Author(s): Ben Hewitt
When Ben Hewitt and his wife bought a sprawling acreage of field and forest in northern Vermont, the landscape easily allowed them to envision the self-sustaining family farm they were eager to start. But over the years, the land became so much more than a building site; it became the birthplace of their two sons, the main source of family income and food, and ultimately, both classroom and home for their children. Having opted out of formal education, Hewitt's sons learn through self-directed play, exploration, and experimentation on their farm, in the woods, and (reluctantly) indoors. This approach has allowed the boys to develop confidence, resourcefulness, and creativity. They learn, they play, they read, they test boundaries, they challenge themselves, they fail, they recover. And these freedoms allow their innate personalities to flourish, further fueling growth and exploration. Living in tune with the natural world teaches us to reclaim our passion, curiosity, and connectivity. Hewitt shows us how small, mindful decisions about day-to-day life can lead to greater awareness of the world in your backyard and beyond. We are inspired to ask: What is the true meaning of "home" when the place a family lives is school, school system, and curriculum? When the parent is also the teacher, how do parenting decisions affect a child's learning? (And exactly how much trouble can a couple of curious boys gallivanting in the wild woods all day get into?) "Home Grown" reminds us that learning at any age is a lifelong process, and the best "education" is never confined to a classroom. These essays on nature, parenting, and education show us that big change can come from making small changes in how you live on the land, while building a life you love.

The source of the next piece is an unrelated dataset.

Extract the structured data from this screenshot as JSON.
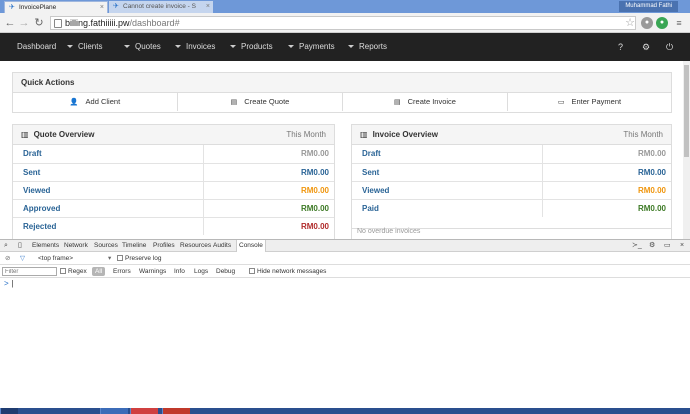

BEN HEWITT is the author of "Saved," "The Town That Food Saved," "Making Supper Safe," and articles for magazines such as "Bicycling, Discover, Gourmet, Men's Journal," "National Geographic Adventure," "Outside, " the "New York Times Magazine," "Yankee," "Taproot," and many others. He and his family live in a self-built, solar-powered house in Cabot, Vermont, and operate a forty-acre livestock, vegetable, and berry farm.